もう、何でまた来るのよ。うんざりしながら後を振り返ると、走ってきた和磨がいきなり私の前に立った。
な、何?すっぽり和磨の後に隠れてしまい、熊谷さんの顔が見えない。
「白石。どうした?」
「熊谷さん。申し訳ないですが、珠美は渡せません」
「和磨?」
「若いな、白石」
熊谷さん……。
「沢村さん。構わず乗って」
エッ……。
すると、和磨が私の両腕を後手に掴んだ。
「俺、ずっと熊谷さんの事信じていましたし、尊敬もしていましたから、だから珠美の事も 紹介したんです」
和磨。
「だけど自分も好きだったって気付いたから、俺には渡せないとでも?」
熊谷さんの和磨に対する言い方は、まるで冷酷無情に吐き捨てるようで、思わずゾクッとしてしまう。
「そんな容易い事じゃない」
急に和磨の口調が変わり、上司に対するものの言い方ではなく、普段の和磨と同じ話し方になっている。
「と、言うと?」
「俺……。ひょんな事からあんたの正体、知っちゃったんだよ」
「……」
な、何?熊谷さんの正体って?
「この際だ。
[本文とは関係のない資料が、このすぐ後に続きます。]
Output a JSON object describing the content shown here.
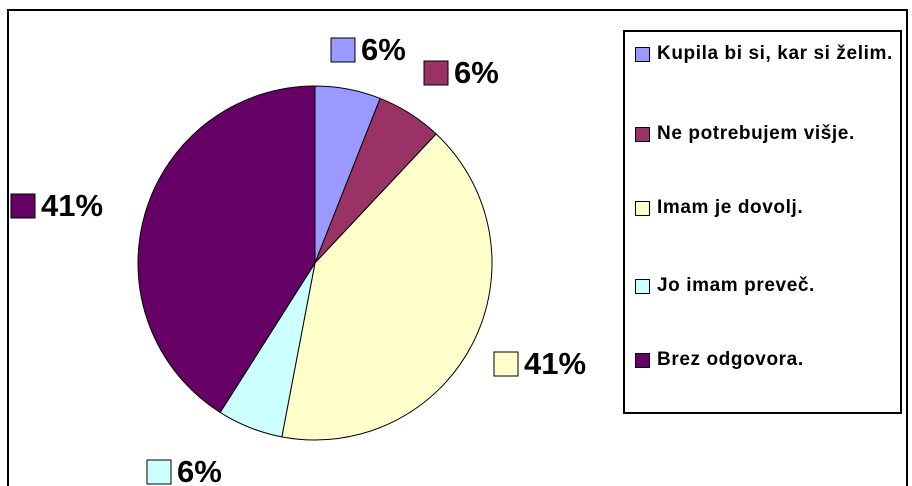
{
  "chart_data": {
    "type": "pie",
    "categories": [
      "Kupila bi si, kar si želim.",
      "Ne potrebujem višje.",
      "Imam je dovolj.",
      "Jo imam preveč.",
      "Brez odgovora."
    ],
    "values": [
      6,
      6,
      41,
      6,
      41
    ],
    "value_labels": [
      "6%",
      "6%",
      "41%",
      "6%",
      "41%"
    ],
    "colors": [
      "#9999ff",
      "#993366",
      "#ffffcc",
      "#ccffff",
      "#660066"
    ],
    "legend": "right"
  }
}
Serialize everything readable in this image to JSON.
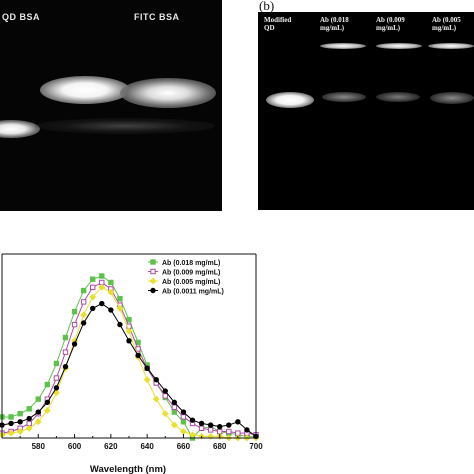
{
  "panel_a": {
    "label_qd_bsa": "QD BSA",
    "label_fitc_bsa": "FITC BSA"
  },
  "panel_b": {
    "tag": "(b)",
    "lanes": [
      {
        "line1": "Modified",
        "line2": "QD"
      },
      {
        "line1": "Ab (0.018",
        "line2": "mg/mL)"
      },
      {
        "line1": "Ab (0.009",
        "line2": "mg/mL)"
      },
      {
        "line1": "Ab (0.005",
        "line2": "mg/mL)"
      }
    ]
  },
  "colors": {
    "series_1": "#5cc24a",
    "series_2": "#b04aa8",
    "series_3": "#e8e02c",
    "series_4": "#000000"
  },
  "chart_data": {
    "type": "line",
    "title": "",
    "xlabel": "Wavelength (nm)",
    "ylabel": "",
    "xlim": [
      560,
      700
    ],
    "xticks": [
      580,
      600,
      620,
      640,
      660,
      680,
      700
    ],
    "ylim": [
      0,
      1
    ],
    "grid": false,
    "legend_position": "top-right",
    "x": [
      560,
      565,
      570,
      575,
      580,
      585,
      590,
      595,
      600,
      605,
      610,
      615,
      620,
      625,
      630,
      635,
      640,
      645,
      650,
      655,
      660,
      665,
      670,
      675,
      680,
      685,
      690,
      695,
      700
    ],
    "series": [
      {
        "name": "Ab (0.018 mg/mL)",
        "marker": "filled-square",
        "values": [
          0.13,
          0.13,
          0.15,
          0.18,
          0.24,
          0.33,
          0.46,
          0.62,
          0.78,
          0.91,
          0.98,
          1.0,
          0.96,
          0.86,
          0.73,
          0.59,
          0.45,
          0.34,
          0.25,
          0.16,
          0.1,
          0.0,
          0.06,
          0.07,
          0.04,
          0.03,
          0.02,
          0.01,
          0.01
        ]
      },
      {
        "name": "Ab (0.009 mg/mL)",
        "marker": "open-square",
        "values": [
          0.03,
          0.04,
          0.06,
          0.09,
          0.15,
          0.24,
          0.37,
          0.53,
          0.7,
          0.84,
          0.93,
          0.96,
          0.92,
          0.82,
          0.69,
          0.55,
          0.43,
          0.34,
          0.26,
          0.19,
          0.13,
          0.09,
          0.06,
          0.05,
          0.04,
          0.04,
          0.03,
          0.03,
          0.02
        ]
      },
      {
        "name": "Ab (0.005 mg/mL)",
        "marker": "filled-diamond",
        "values": [
          0.02,
          0.03,
          0.04,
          0.06,
          0.1,
          0.17,
          0.28,
          0.43,
          0.6,
          0.76,
          0.87,
          0.93,
          0.9,
          0.8,
          0.66,
          0.5,
          0.36,
          0.24,
          0.15,
          0.08,
          0.04,
          0.02,
          0.01,
          0.01,
          0.01,
          0.0,
          0.0,
          0.0,
          0.0
        ]
      },
      {
        "name": "Ab (0.0011 mg/mL)",
        "marker": "filled-circle",
        "values": [
          0.08,
          0.09,
          0.1,
          0.12,
          0.16,
          0.22,
          0.31,
          0.44,
          0.58,
          0.71,
          0.8,
          0.83,
          0.79,
          0.7,
          0.6,
          0.51,
          0.43,
          0.36,
          0.29,
          0.22,
          0.16,
          0.11,
          0.09,
          0.08,
          0.07,
          0.08,
          0.1,
          0.05,
          0.01
        ]
      }
    ]
  }
}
今は就業時間中じゃないし、上司でもなければ部下でもない。それに……。あんたの事は、同じ男として上司とも思いたくもないからはっきり言わせてもらうが……」
「和磨!」
和磨のシャツを引っ張りながら、あまりにも慇懃無礼な言い方に釘を刺す。
「珠美は、黙ってろ」
和磨……。
それ以上は言わせてもらえない、和磨の威圧感ある声だった。

「熊谷さん。あんた最低だな」
「何の事だ?白石。聞いてれば、さっきから一人でカッカしてるぞ?」
あくまで穏やかに、そしてしたたかとも取れる熊谷さんのソフトな話し方の裏に見え隠れするものがずっと気になっていた。だから、何かいつも不穏な空気が漂っている人というイメージが強かったのかもしれない。